There is an argument in the medical community that the government should treat obesity as a chronic disease and actively manage it. As the number of severely obese children and adolescents is rapidly increasing recently, the government must recognize obesity as a social problem, not a personal problem, and take action to solve it. Concerns have also been raised that the culture of enjoying and sharing sugar-filled desserts is leading to obesity in children and adolescents.
Kim Gyeong-gon, Vice President of the Korean Society of Obesity (Professor of Family Medicine, Gil Hospital, Gachon University School of Medicine), said at the Insurance and Policy Symposium of the Korean Society of Obesity held at the Conrad Hotel in Yeouido, Seoul on the 7th, “The prevalence of severe obesity and obesity in children and adolescents is rapidly increasing in Korea.”
According to the Korean Society of Obesity’s treatment guidelines, if the BMI (body mass index) exceeds 25, it is considered obese and it is recommended to consider exercise prescription and drug treatment. If the BMI is over 30, it is classified as stage 2 obesity (severe obesity), and if it is over 35, it is classified as stage 3 obesity (very severe obesity).
Vice Chairman Kim said, “Just 10 years ago, less than 3% of people had a BMI over 30, but now, people with a BMI over 30 are close to 10% of men in their 20s and 30s.” He added, “If we do not change our attitude toward obesity, “We will catch up with the situation in the United States (where there is a large obese population) within 10 to 20 years,” he said.

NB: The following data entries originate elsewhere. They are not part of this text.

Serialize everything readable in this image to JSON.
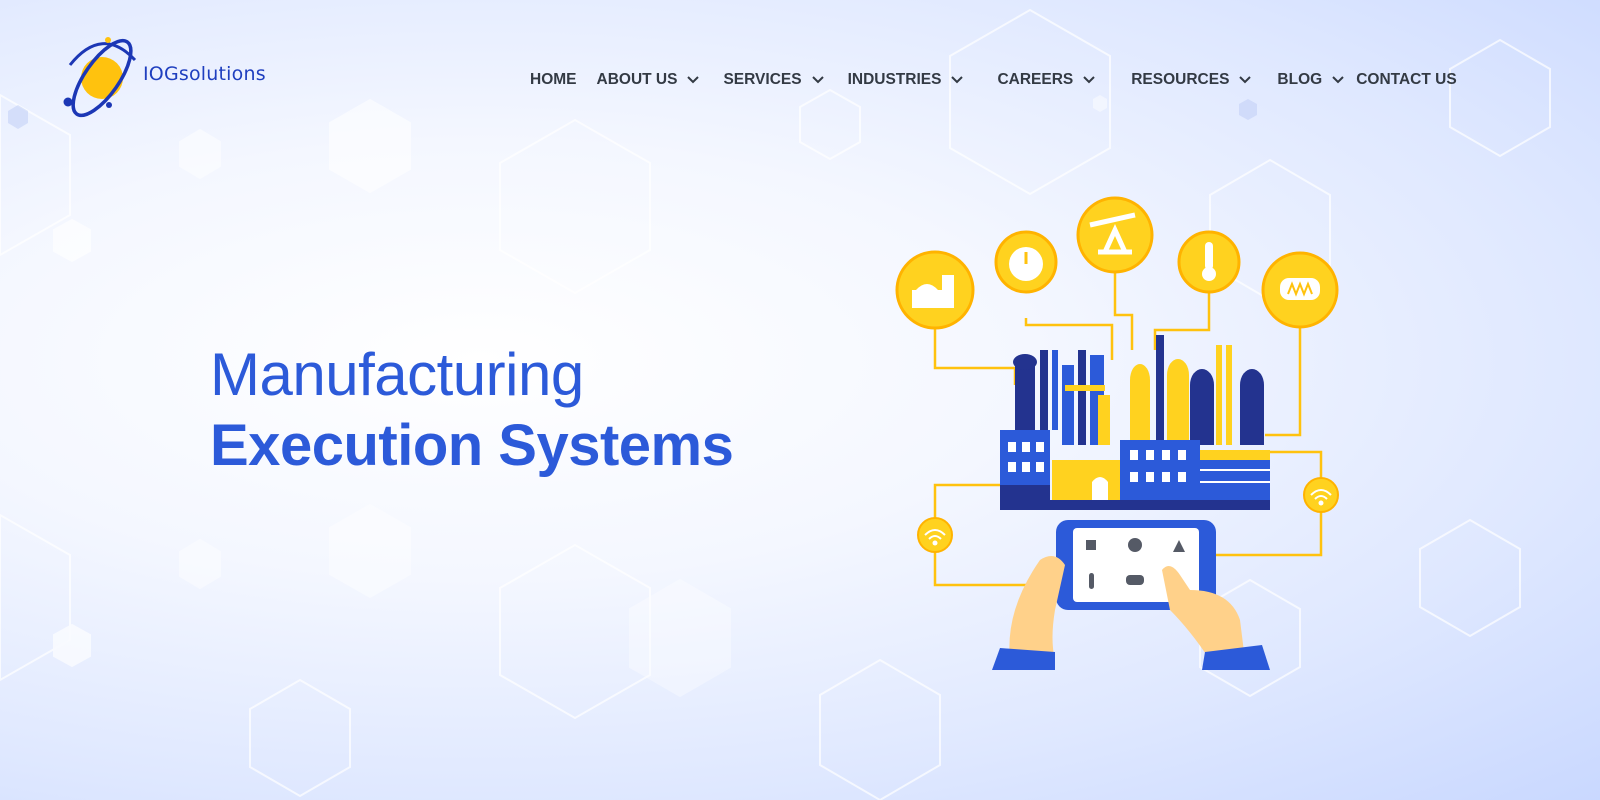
{
  "brand": {
    "name": "IOGsolutions"
  },
  "nav": {
    "items": [
      {
        "label": "HOME",
        "has_dropdown": false
      },
      {
        "label": "ABOUT US",
        "has_dropdown": true
      },
      {
        "label": "SERVICES",
        "has_dropdown": true
      },
      {
        "label": "INDUSTRIES",
        "has_dropdown": true
      },
      {
        "label": "CAREERS",
        "has_dropdown": true
      },
      {
        "label": "RESOURCES",
        "has_dropdown": true
      },
      {
        "label": "BLOG",
        "has_dropdown": true
      },
      {
        "label": "CONTACT US",
        "has_dropdown": false
      }
    ]
  },
  "hero": {
    "line1": "Manufacturing",
    "line2": "Execution Systems"
  },
  "illustration": {
    "icons": [
      "storage-tank-icon",
      "gauge-icon",
      "oil-pump-icon",
      "thermometer-icon",
      "pipeline-icon",
      "wifi-icon",
      "wifi-icon"
    ],
    "tablet_icons": [
      "storage-tank-icon",
      "gauge-icon",
      "oil-pump-icon",
      "thermometer-icon",
      "pipeline-icon"
    ]
  },
  "colors": {
    "brand_blue": "#2c5ad9",
    "accent_yellow": "#ffd21f",
    "nav_text": "#333a44",
    "factory_dark_blue": "#23338f"
  }
}
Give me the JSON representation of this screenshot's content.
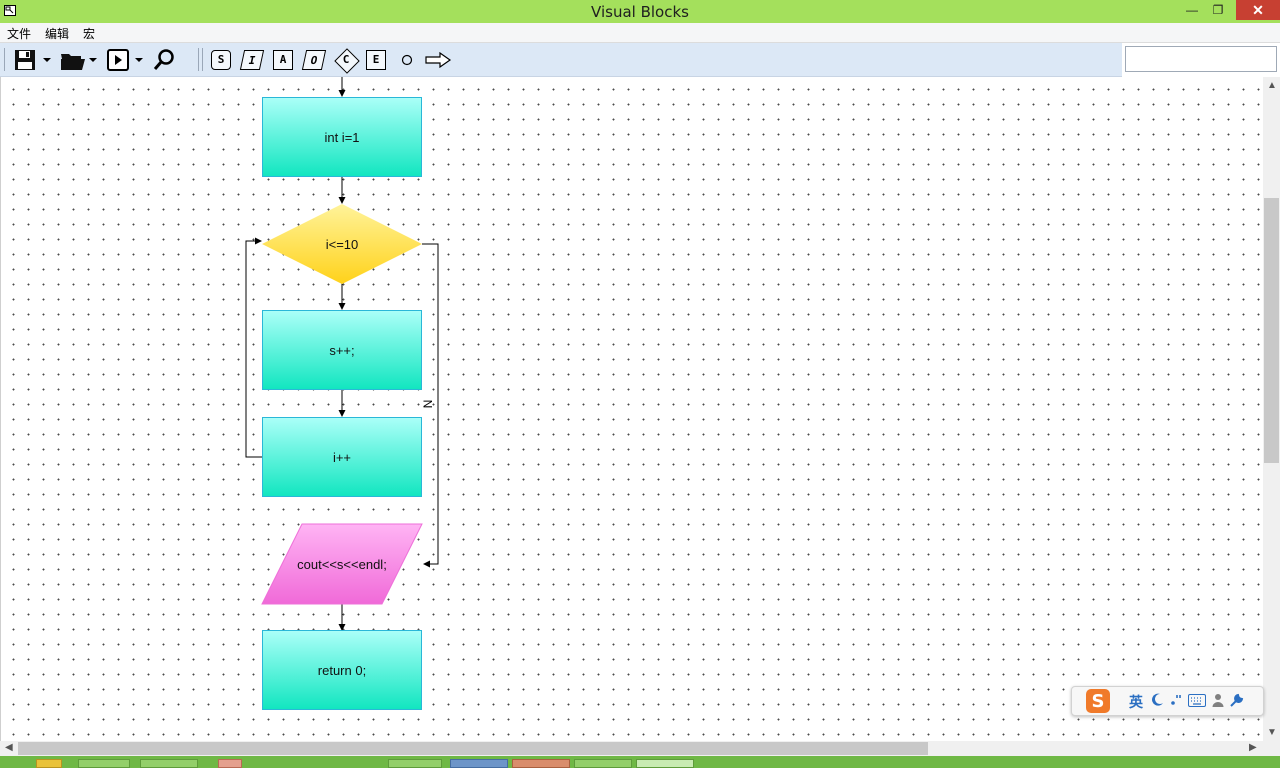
{
  "window": {
    "title": "Visual Blocks",
    "minimize_glyph": "—",
    "restore_glyph": "❐",
    "close_glyph": "✕"
  },
  "menu": [
    "文件",
    "编辑",
    "宏"
  ],
  "toolbar": {
    "symbol_buttons": [
      "S",
      "I",
      "A",
      "O",
      "C",
      "E"
    ]
  },
  "flowchart": {
    "nodes": {
      "init": "int i=1",
      "condition": "i<=10",
      "body": "s++;",
      "increment": "i++",
      "output": "cout<<s<<endl;",
      "return": "return 0;"
    },
    "branch_label": "N"
  },
  "ime": {
    "logo": "S",
    "mode": "英"
  },
  "colors": {
    "titlebar": "#a4e05c",
    "close_button": "#c74032",
    "process_top": "#aafff8",
    "process_bottom": "#12e6c0",
    "decision": "#ffd92e",
    "io": "#f27fe0"
  }
}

Hong Yong-hee, director of the Pediatrics and Adolescent Committee of the Korean Obesity Society (professor at Soonchunhyang University Bucheon Hospital) pointed out the seriousness of obesity in children and adolescents. Professor Hong cited “the play culture of teenage children enjoying Tanghulu for dessert” as an external factor in childhood obesity.
If you develop habits that cause obesity at a young age, they need to be 먹튀검증corrected as quickly as they can cause complications of chronic diseases such as diabetes when you grow up, but correction is not easy in this culture of play. Professor Hong also expressed concern that “overweight boys are often victims of school violence, and obese children are more likely to take various psychiatric drugs.”
Park Cheol-young, chairman of the Korean Obesity Society (professor of endocrinology at Kangbuk Samsung Hospital), also pointed out that the social atmosphere that does not recognize obesity as a ‘disease’ is a problem. Chairman Park said, “The number of obese patients is increasing rapidly, but it seems that people are not aware of it.” It means that you have become insensitive to ‘obesity’.
Although groundbreaking obesity treatments such as Saxenda and Wigobi developed by Novo Nordisk are being released one after another, they are a pie in the sky for severely obese patients who are concerned about serious complications. Because of the expensive price. However, this is not just a problem for Saxenda and Hugobee.
In Korea, reimbursement is not recognized for all obesity treatments except gastric resection surgery (obesity surgery). Obesity treatments such as Belviq, Qsymia, and Contrave, which were approved by the U.S. Food and Drug Administration (FDA) between 2012 and 2014, are much cheaper than Saxenda and Wigobi, and are safer and more accessible than obesity metabolic surgery . The adequacy of health insurance is not recognized.
Vice Chairman Kim said, “Treatments for complications such as diabetes and high blood pressure caused by obesity are covered,” and that patients with stage 2 or 3 obesity who are concerned about complications must receive appropriate treatment. Jeong Yeon-hee, head of the Health Promotion Division of the Ministry of Health and Welfare, said, “It is not easy for obesity treatments to receive health insurance coverage all at once,” and added, “I think we need to continuously review priorities in stages.”